I'm just spitballing ideas which certainly have their complexities and challenges, but free user-generated content is a great way to acquire users for fractions of a penny.

That userbase is reddit's competitive advantage when building any number of additional services.

Well, charging for it. Yes, they'd lose a big chunk of the userbase who value it a little bit but not really. But is it worth, say, $1/year to most users? Probably! And Reddit has 330 million users. Even if your conversion rate at that price is only 10% you should be able to run it for $33 million / year - it deals primarily with text, the software is relatively stable, it doesn't advertise. I suspect Reddit could be run very cheaply.
I think this is the wrong question; who cares what options Reddit has - what other options do the users have?

Reddit seems to be overplaying its hand, if they do then they'll get hit by the same obliviating exodus that others have been destroyed by in the past.

Ideally the next incarnation will be more decentralised in it's structure.

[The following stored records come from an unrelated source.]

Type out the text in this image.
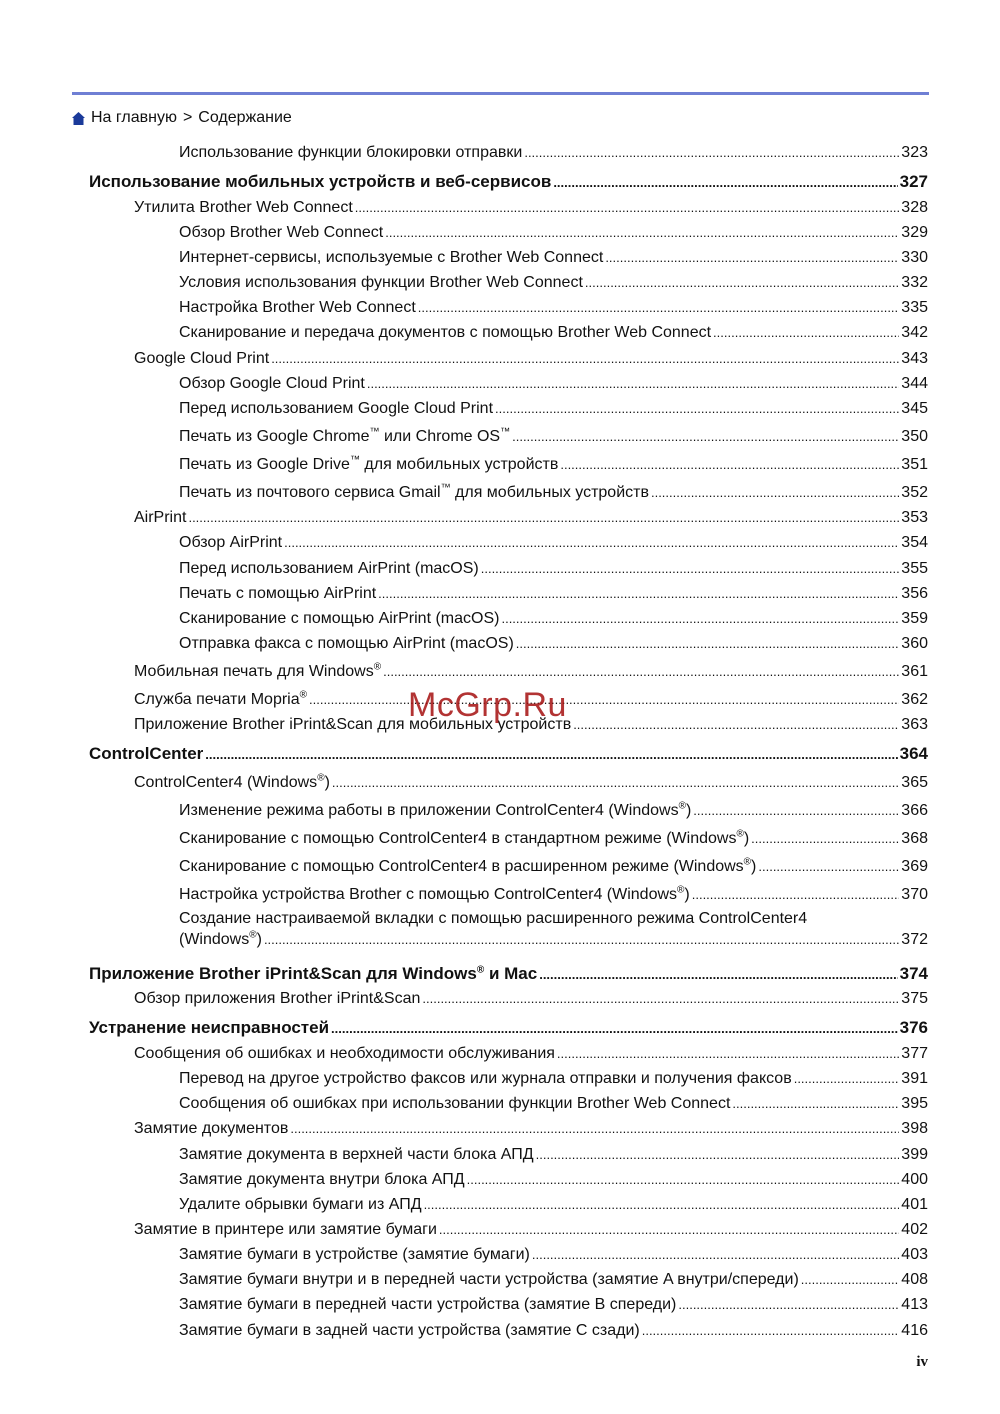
На главную > Содержание
Использование функции блокировки отправки .....	323
Использование мобильных устройств и веб-сервисов .....	327
Утилита Brother Web Connect .....	328
Обзор Brother Web Connect .....	329
Интернет-сервисы, используемые с Brother Web Connect .....	330
Условия использования функции Brother Web Connect .....	332
Настройка Brother Web Connect .....	335
Сканирование и передача документов с помощью Brother Web Connect .....	342
Google Cloud Print .....	343
Обзор Google Cloud Print .....	344
Перед использованием Google Cloud Print .....	345
Печать из Google Chrome™ или Chrome OS™ .....	350
Печать из Google Drive™ для мобильных устройств .....	351
Печать из почтового сервиса Gmail™ для мобильных устройств .....	352
AirPrint .....	353
Обзор AirPrint .....	354
Перед использованием AirPrint (macOS) .....	355
Печать с помощью AirPrint .....	356
Сканирование с помощью AirPrint (macOS) .....	359
Отправка факса с помощью AirPrint (macOS) .....	360
Мобильная печать для Windows® .....	361
Служба печати Mopria® .....	362
Приложение Brother iPrint&Scan для мобильных устройств .....	363
ControlCenter .....	364
ControlCenter4 (Windows®) .....	365
Изменение режима работы в приложении ControlCenter4 (Windows®) .....	366
Сканирование с помощью ControlCenter4 в стандартном режиме (Windows®) .....	368
Сканирование с помощью ControlCenter4 в расширенном режиме (Windows®) .....	369
Настройка устройства Brother с помощью ControlCenter4 (Windows®) .....	370
Создание настраиваемой вкладки с помощью расширенного режима ControlCenter4
(Windows®) .....	372
Приложение Brother iPrint&Scan для Windows® и Mac .....	374
Обзор приложения Brother iPrint&Scan .....	375
Устранение неисправностей .....	376
Сообщения об ошибках и необходимости обслуживания .....	377
Перевод на другое устройство факсов или журнала отправки и получения факсов .....	391
Сообщения об ошибках при использовании функции Brother Web Connect .....	395
Замятие документов .....	398
Замятие документа в верхней части блока АПД .....	399
Замятие документа внутри блока АПД .....	400
Удалите обрывки бумаги из АПД .....	401
Замятие в принтере или замятие бумаги .....	402
Замятие бумаги в устройстве (замятие бумаги) .....	403
Замятие бумаги внутри и в передней части устройства (замятие A внутри/спереди) .....	408
Замятие бумаги в передней части устройства (замятие B спереди) .....	413
Замятие бумаги в задней части устройства (замятие C сзади) .....	416
McGrp.Ru
iv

Every time Reddit bans one of the more cesspool-y subreddits there’s a lot of wailing and gnashing of teeth and planned exoduses. The most popular alternative seems to be Voat, 8chan, or similar sites much more welcoming of violently racist (/r/chimpire, /r/coontown), political (/r/the_donald), misogynistic (/r/incel) rhetoric, or legally questionable/nonconsensual sexualization of teens (/r/jailbait, there was also a subreddit dedicated to nonconsensual pictures of women that I forget the name of), or other content that users feel they are being persecuted for sharing. While these sites struggle to find ways to find funding for site largely dedicated to sharing content much of society finds abhorrent, the bans do appear to have their intended effects of removing some of these distasteful people and rhetoric from the Reddit platform[0] with very minimal loss of users - and the users who are leaving were those who were originally propagating aforementioned material, so the loss isn’t very valuable. In the meantime, 8chan has cultivated a reputation for itself as an enclave for individuals looking to commit or celebrate mass murder.

[0](http://comp.social.gatech.edu/papers/cscw18-chand-hate.pdf)

Wikipedia model? Simply ask for donations periodically.